Two of my responses to the Pew Research Center and Elon University's Imagining the Internet have already started to get quoted. When asked about the impact of social media, I replied
Most writing online is devolving toward SMS and tweets that involve quick, throwaway notes with abbreviations and threaded references. This is not a form of lasting communication. In 2020 there is unlikely to be a list of classic tweets and blog posts that every student and educated citizen should have read.
A second quote, in response to the value of search engines and on-line media was
Access to more information isn't enough — the information needs to be correct, timely, and presented in a manner that enables the reader to learn from it. The current network is full of inaccurate, misleading, and biased information that often crowds out the valid information. People have not learned that "popular" or "available" information is not necessarily valid.
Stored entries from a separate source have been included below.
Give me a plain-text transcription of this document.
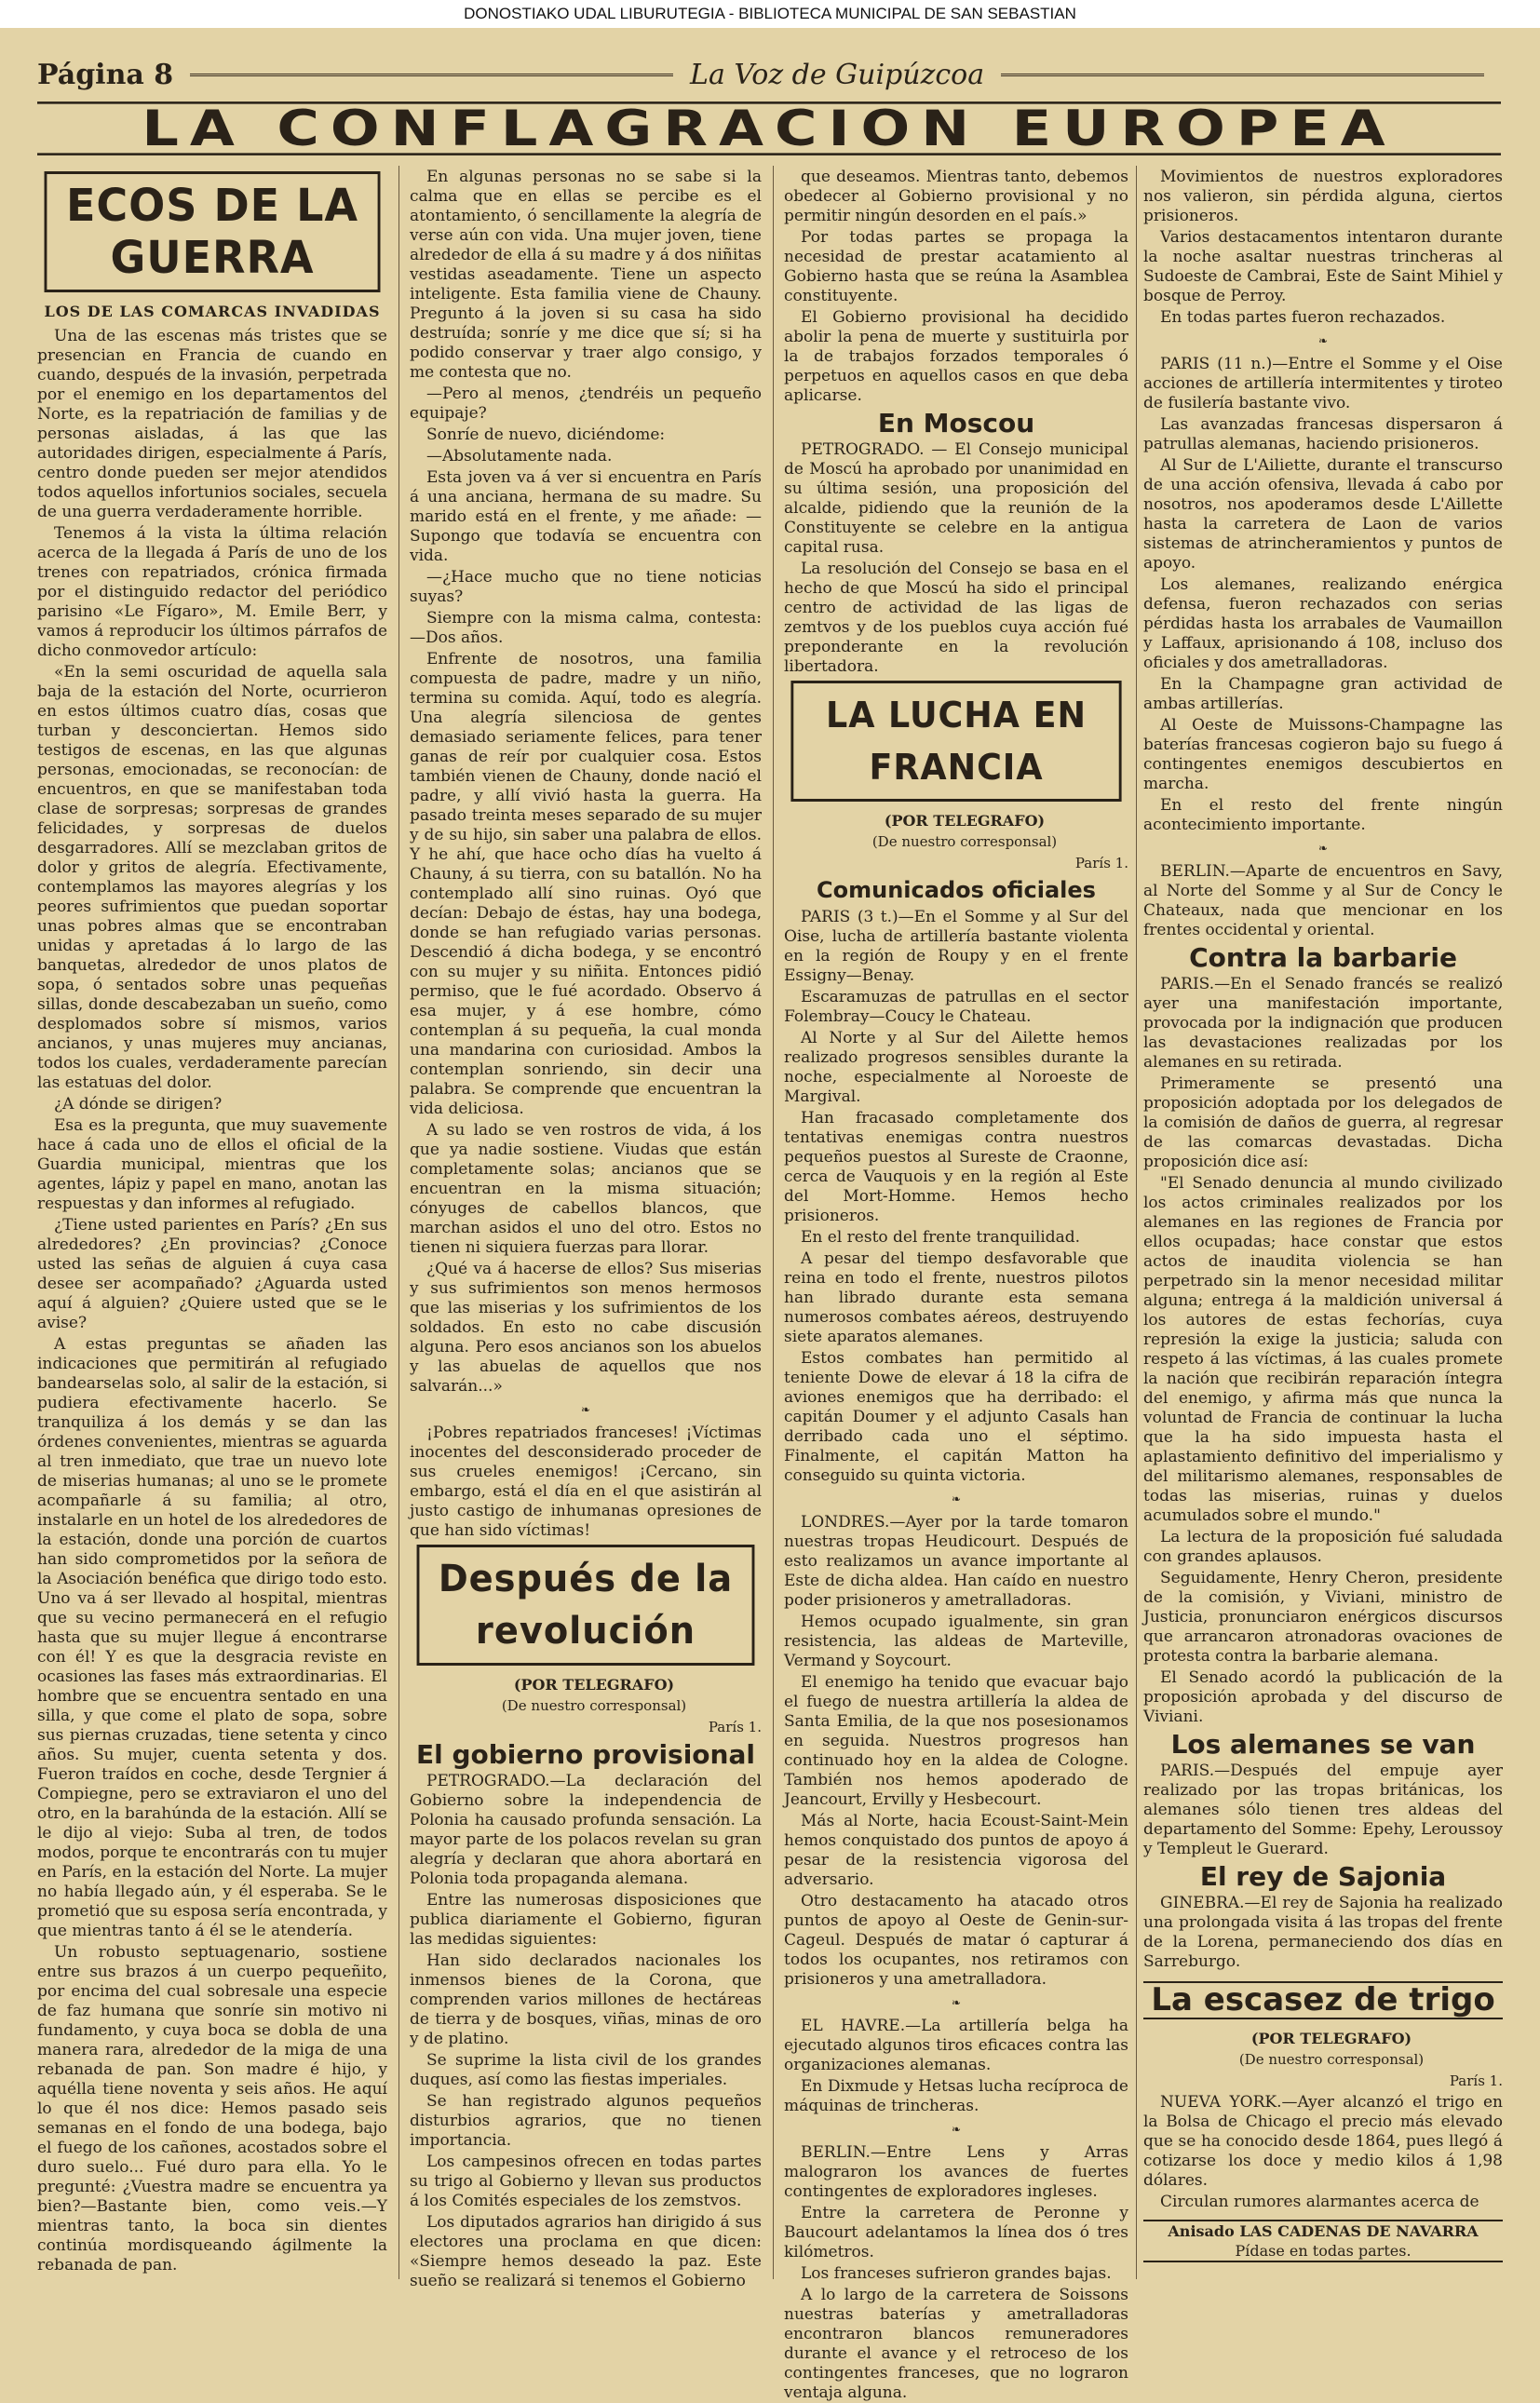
DONOSTIAKO UDAL LIBURUTEGIA - BIBLIOTECA MUNICIPAL DE SAN SEBASTIAN
Página 8	La Voz de Guipúzcoa
LA CONFLAGRACION EUROPEA
ECOS DE LA GUERRA
LOS DE LAS COMARCAS INVADIDAS

Una de las escenas más tristes que se presencian en Francia de cuando en cuando, después de la invasión, perpetrada por el enemigo en los departamentos del Norte, es la repatriación de familias y de personas aisladas, á las que las autoridades dirigen, especialmente á París, centro donde pueden ser mejor atendidos todos aquellos infortunios sociales, secuela de una guerra verdaderamente horrible.

Tenemos á la vista la última relación acerca de la llegada á París de uno de los trenes con repatriados, crónica firmada por el distinguido redactor del periódico parisino «Le Fígaro», M. Emile Berr, y vamos á reproducir los últimos párrafos de dicho conmovedor artículo:

«En la semi oscuridad de aquella sala baja de la estación del Norte, ocurrieron en estos últimos cuatro días, cosas que turban y desconciertan. Hemos sido testigos de escenas, en las que algunas personas, emocionadas, se reconocían: de encuentros, en que se manifestaban toda clase de sorpresas; sorpresas de grandes felicidades, y sorpresas de duelos desgarradores. Allí se mezclaban gritos de dolor y gritos de alegría. Efectivamente, contemplamos las mayores alegrías y los peores sufrimientos que puedan soportar unas pobres almas que se encontraban unidas y apretadas á lo largo de las banquetas, alrededor de unos platos de sopa, ó sentados sobre unas pequeñas sillas, donde descabezaban un sueño, como desplomados sobre sí mismos, varios ancianos, y unas mujeres muy ancianas, todos los cuales, verdaderamente parecían las estatuas del dolor.

¿A dónde se dirigen?

Esa es la pregunta, que muy suavemente hace á cada uno de ellos el oficial de la Guardia municipal, mientras que los agentes, lápiz y papel en mano, anotan las respuestas y dan informes al refugiado.

¿Tiene usted parientes en París? ¿En sus alrededores? ¿En provincias? ¿Conoce usted las señas de alguien á cuya casa desee ser acompañado? ¿Aguarda usted aquí á alguien? ¿Quiere usted que se le avise?

A estas preguntas se añaden las indicaciones que permitirán al refugiado bandearselas solo, al salir de la estación, si pudiera efectivamente hacerlo. Se tranquiliza á los demás y se dan las órdenes convenientes, mientras se aguarda al tren inmediato, que trae un nuevo lote de miserias humanas; al uno se le promete acompañarle á su familia; al otro, instalarle en un hotel de los alrededores de la estación, donde una porción de cuartos han sido comprometidos por la señora de la Asociación benéfica que dirigo todo esto. Uno va á ser llevado al hospital, mientras que su vecino permanecerá en el refugio hasta que su mujer llegue á encontrarse con él! Y es que la desgracia reviste en ocasiones las fases más extraordinarias. El hombre que se encuentra sentado en una silla, y que come el plato de sopa, sobre sus piernas cruzadas, tiene setenta y cinco años. Su mujer, cuenta setenta y dos. Fueron traídos en coche, desde Tergnier á Compiegne, pero se extraviaron el uno del otro, en la barahúnda de la estación. Allí se le dijo al viejo: Suba al tren, de todos modos, porque te encontrarás con tu mujer en París, en la estación del Norte. La mujer no había llegado aún, y él esperaba. Se le prometió que su esposa sería encontrada, y que mientras tanto á él se le atendería.

Un robusto septuagenario, sostiene entre sus brazos á un cuerpo pequeñito, por encima del cual sobresale una especie de faz humana que sonríe sin motivo ni fundamento, y cuya boca se dobla de una manera rara, alrededor de la miga de una rebanada de pan. Son madre é hijo, y aquélla tiene noventa y seis años. He aquí lo que él nos dice: Hemos pasado seis semanas en el fondo de una bodega, bajo el fuego de los cañones, acostados sobre el duro suelo... Fué duro para ella. Yo le pregunté: ¿Vuestra madre se encuentra ya bien?—Bastante bien, como veis.—Y mientras tanto, la boca sin dientes continúa mordisqueando ágilmente la rebanada de pan.

En algunas personas no se sabe si la calma que en ellas se percibe es el atontamiento, ó sencillamente la alegría de verse aún con vida. Una mujer joven, tiene alrededor de ella á su madre y á dos niñitas vestidas aseadamente. Tiene un aspecto inteligente. Esta familia viene de Chauny. Pregunto á la joven si su casa ha sido destruída; sonríe y me dice que sí; si ha podido conservar y traer algo consigo, y me contesta que no.

—Pero al menos, ¿tendréis un pequeño equipaje?

Sonríe de nuevo, diciéndome:

—Absolutamente nada.

Esta joven va á ver si encuentra en París á una anciana, hermana de su madre. Su marido está en el frente, y me añade: —Supongo que todavía se encuentra con vida.

—¿Hace mucho que no tiene noticias suyas?

Siempre con la misma calma, contesta: —Dos años.

Enfrente de nosotros, una familia compuesta de padre, madre y un niño, termina su comida. Aquí, todo es alegría. Una alegría silenciosa de gentes demasiado seriamente felices, para tener ganas de reír por cualquier cosa. Estos también vienen de Chauny, donde nació el padre, y allí vivió hasta la guerra. Ha pasado treinta meses separado de su mujer y de su hijo, sin saber una palabra de ellos. Y he ahí, que hace ocho días ha vuelto á Chauny, á su tierra, con su batallón. No ha contemplado allí sino ruinas. Oyó que decían: Debajo de éstas, hay una bodega, donde se han refugiado varias personas. Descendió á dicha bodega, y se encontró con su mujer y su niñita. Entonces pidió permiso, que le fué acordado. Observo á esa mujer, y á ese hombre, cómo contemplan á su pequeña, la cual monda una mandarina con curiosidad. Ambos la contemplan sonriendo, sin decir una palabra. Se comprende que encuentran la vida deliciosa.

A su lado se ven rostros de vida, á los que ya nadie sostiene. Viudas que están completamente solas; ancianos que se encuentran en la misma situación; cónyuges de cabellos blancos, que marchan asidos el uno del otro. Estos no tienen ni siquiera fuerzas para llorar.

¿Qué va á hacerse de ellos? Sus miserias y sus sufrimientos son menos hermosos que las miserias y los sufrimientos de los soldados. En esto no cabe discusión alguna. Pero esos ancianos son los abuelos y las abuelas de aquellos que nos salvarán...»

❧

¡Pobres repatriados franceses! ¡Víctimas inocentes del desconsiderado proceder de sus crueles enemigos! ¡Cercano, sin embargo, está el día en el que asistirán al justo castigo de inhumanas opresiones de que han sido víctimas!

Después de la revolución

(POR TELEGRAFO)

(De nuestro corresponsal)

París 1.

El gobierno provisional

PETROGRADO.—La declaración del Gobierno sobre la independencia de Polonia ha causado profunda sensación. La mayor parte de los polacos revelan su gran alegría y declaran que ahora abortará en Polonia toda propaganda alemana.

Entre las numerosas disposiciones que publica diariamente el Gobierno, figuran las medidas siguientes:

Han sido declarados nacionales los inmensos bienes de la Corona, que comprenden varios millones de hectáreas de tierra y de bosques, viñas, minas de oro y de platino.

Se suprime la lista civil de los grandes duques, así como las fiestas imperiales.

Se han registrado algunos pequeños disturbios agrarios, que no tienen importancia.

Los campesinos ofrecen en todas partes su trigo al Gobierno y llevan sus productos á los Comités especiales de los zemstvos.

Los diputados agrarios han dirigido á sus electores una proclama en que dicen: «Siempre hemos deseado la paz. Este sueño se realizará si tenemos el Gobierno

que deseamos. Mientras tanto, debemos obedecer al Gobierno provisional y no permitir ningún desorden en el país.»

Por todas partes se propaga la necesidad de prestar acatamiento al Gobierno hasta que se reúna la Asamblea constituyente.

El Gobierno provisional ha decidido abolir la pena de muerte y sustituirla por la de trabajos forzados temporales ó perpetuos en aquellos casos en que deba aplicarse.

En Moscou

PETROGRADO. — El Consejo municipal de Moscú ha aprobado por unanimidad en su última sesión, una proposición del alcalde, pidiendo que la reunión de la Constituyente se celebre en la antigua capital rusa.

La resolución del Consejo se basa en el hecho de que Moscú ha sido el principal centro de actividad de las ligas de zemtvos y de los pueblos cuya acción fué preponderante en la revolución libertadora.

LA LUCHA EN FRANCIA

(POR TELEGRAFO)

(De nuestro corresponsal)

París 1.

Comunicados oficiales

PARIS (3 t.)—En el Somme y al Sur del Oise, lucha de artillería bastante violenta en la región de Roupy y en el frente Essigny—Benay.

Escaramuzas de patrullas en el sector Folembray—Coucy le Chateau.

Al Norte y al Sur del Ailette hemos realizado progresos sensibles durante la noche, especialmente al Noroeste de Margival.

Han fracasado completamente dos tentativas enemigas contra nuestros pequeños puestos al Sureste de Craonne, cerca de Vauquois y en la región al Este del Mort-Homme. Hemos hecho prisioneros.

En el resto del frente tranquilidad.

A pesar del tiempo desfavorable que reina en todo el frente, nuestros pilotos han librado durante esta semana numerosos combates aéreos, destruyendo siete aparatos alemanes.

Estos combates han permitido al teniente Dowe de elevar á 18 la cifra de aviones enemigos que ha derribado: el capitán Doumer y el adjunto Casals han derribado cada uno el séptimo. Finalmente, el capitán Matton ha conseguido su quinta victoria.

❧

LONDRES.—Ayer por la tarde tomaron nuestras tropas Heudicourt. Después de esto realizamos un avance importante al Este de dicha aldea. Han caído en nuestro poder prisioneros y ametralladoras.

Hemos ocupado igualmente, sin gran resistencia, las aldeas de Marteville, Vermand y Soycourt.

El enemigo ha tenido que evacuar bajo el fuego de nuestra artillería la aldea de Santa Emilia, de la que nos posesionamos en seguida. Nuestros progresos han continuado hoy en la aldea de Cologne. También nos hemos apoderado de Jeancourt, Ervilly y Hesbecourt.

Más al Norte, hacia Ecoust-Saint-Mein hemos conquistado dos puntos de apoyo á pesar de la resistencia vigorosa del adversario.

Otro destacamento ha atacado otros puntos de apoyo al Oeste de Genin-sur-Cageul. Después de matar ó capturar á todos los ocupantes, nos retiramos con prisioneros y una ametralladora.

❧

EL HAVRE.—La artillería belga ha ejecutado algunos tiros eficaces contra las organizaciones alemanas.

En Dixmude y Hetsas lucha recíproca de máquinas de trincheras.

❧

BERLIN.—Entre Lens y Arras malograron los avances de fuertes contingentes de exploradores ingleses.

Entre la carretera de Peronne y Baucourt adelantamos la línea dos ó tres kilómetros.

Los franceses sufrieron grandes bajas.

A lo largo de la carretera de Soissons nuestras baterías y ametralladoras encontraron blancos remuneradores durante el avance y el retroceso de los contingentes franceses, que no lograron ventaja alguna.

Movimientos de nuestros exploradores nos valieron, sin pérdida alguna, ciertos prisioneros.

Varios destacamentos intentaron durante la noche asaltar nuestras trincheras al Sudoeste de Cambrai, Este de Saint Mihiel y bosque de Perroy.

En todas partes fueron rechazados.

❧

PARIS (11 n.)—Entre el Somme y el Oise acciones de artillería intermitentes y tiroteo de fusilería bastante vivo.

Las avanzadas francesas dispersaron á patrullas alemanas, haciendo prisioneros.

Al Sur de L'Ailiette, durante el transcurso de una acción ofensiva, llevada á cabo por nosotros, nos apoderamos desde L'Aillette hasta la carretera de Laon de varios sistemas de atrincheramientos y puntos de apoyo.

Los alemanes, realizando enérgica defensa, fueron rechazados con serias pérdidas hasta los arrabales de Vaumaillon y Laffaux, aprisionando á 108, incluso dos oficiales y dos ametralladoras.

En la Champagne gran actividad de ambas artillerías.

Al Oeste de Muissons-Champagne las baterías francesas cogieron bajo su fuego á contingentes enemigos descubiertos en marcha.

En el resto del frente ningún acontecimiento importante.

❧

BERLIN.—Aparte de encuentros en Savy, al Norte del Somme y al Sur de Concy le Chateaux, nada que mencionar en los frentes occidental y oriental.

Contra la barbarie

PARIS.—En el Senado francés se realizó ayer una manifestación importante, provocada por la indignación que producen las devastaciones realizadas por los alemanes en su retirada.

Primeramente se presentó una proposición adoptada por los delegados de la comisión de daños de guerra, al regresar de las comarcas devastadas. Dicha proposición dice así:

"El Senado denuncia al mundo civilizado los actos criminales realizados por los alemanes en las regiones de Francia por ellos ocupadas; hace constar que estos actos de inaudita violencia se han perpetrado sin la menor necesidad militar alguna; entrega á la maldición universal á los autores de estas fechorías, cuya represión la exige la justicia; saluda con respeto á las víctimas, á las cuales promete la nación que recibirán reparación íntegra del enemigo, y afirma más que nunca la voluntad de Francia de continuar la lucha que la ha sido impuesta hasta el aplastamiento definitivo del imperialismo y del militarismo alemanes, responsables de todas las miserias, ruinas y duelos acumulados sobre el mundo."

La lectura de la proposición fué saludada con grandes aplausos.

Seguidamente, Henry Cheron, presidente de la comisión, y Viviani, ministro de Justicia, pronunciaron enérgicos discursos que arrancaron atronadoras ovaciones de protesta contra la barbarie alemana.

El Senado acordó la publicación de la proposición aprobada y del discurso de Viviani.

Los alemanes se van

PARIS.—Después del empuje ayer realizado por las tropas británicas, los alemanes sólo tienen tres aldeas del departamento del Somme: Epehy, Leroussoy y Templeut le Guerard.

El rey de Sajonia

GINEBRA.—El rey de Sajonia ha realizado una prolongada visita á las tropas del frente de la Lorena, permaneciendo dos días en Sarreburgo.

La escasez de trigo

(POR TELEGRAFO)

(De nuestro corresponsal)

París 1.

NUEVA YORK.—Ayer alcanzó el trigo en la Bolsa de Chicago el precio más elevado que se ha conocido desde 1864, pues llegó á cotizarse los doce y medio kilos á 1,98 dólares.

Circulan rumores alarmantes acerca de

Anisado LAS CADENAS DE NAVARRA
Pídase en todas partes.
Several people seem to be quoting a line from an interview I gave to Baseline Magazine in 2007.
A key concept is that security is an enabler, not a disabler... security enables you to keep your job, security enables you to move into new markets, security enables you to have confidence in what you're doing.
One a few of my colleagues find amusing, in a dark way, was uttered after a particularly trying week:
Our department is only 4 memorial services away from being excellent.
The following quote is from an essay I posted to Dave Farber's "Interesting People" list on 6 Jan 2005. Judging from feedback, a lot of people liked the post, and this line in particular.
Data is not necessarily information. Information does not necessarily lead to knowledge. And knowledge is not always sufficient to discover truth and breed wisdom.
The following line from the same message has also been quoted a few places:
Questioning the status quo can result in banishment, imprisonment, ridicule or being burned at the stake, depending on your era, your locale, and the sacred cows you wish to butcher.
An aphorism I coined and have used several times:
The difference between a vision and a hallucination is how many people you can get to believe they see it, too. This goes along with
There is a fine line between genius and madness -- and you can achieve a lot when people are never quite sure which side of the line you're on today.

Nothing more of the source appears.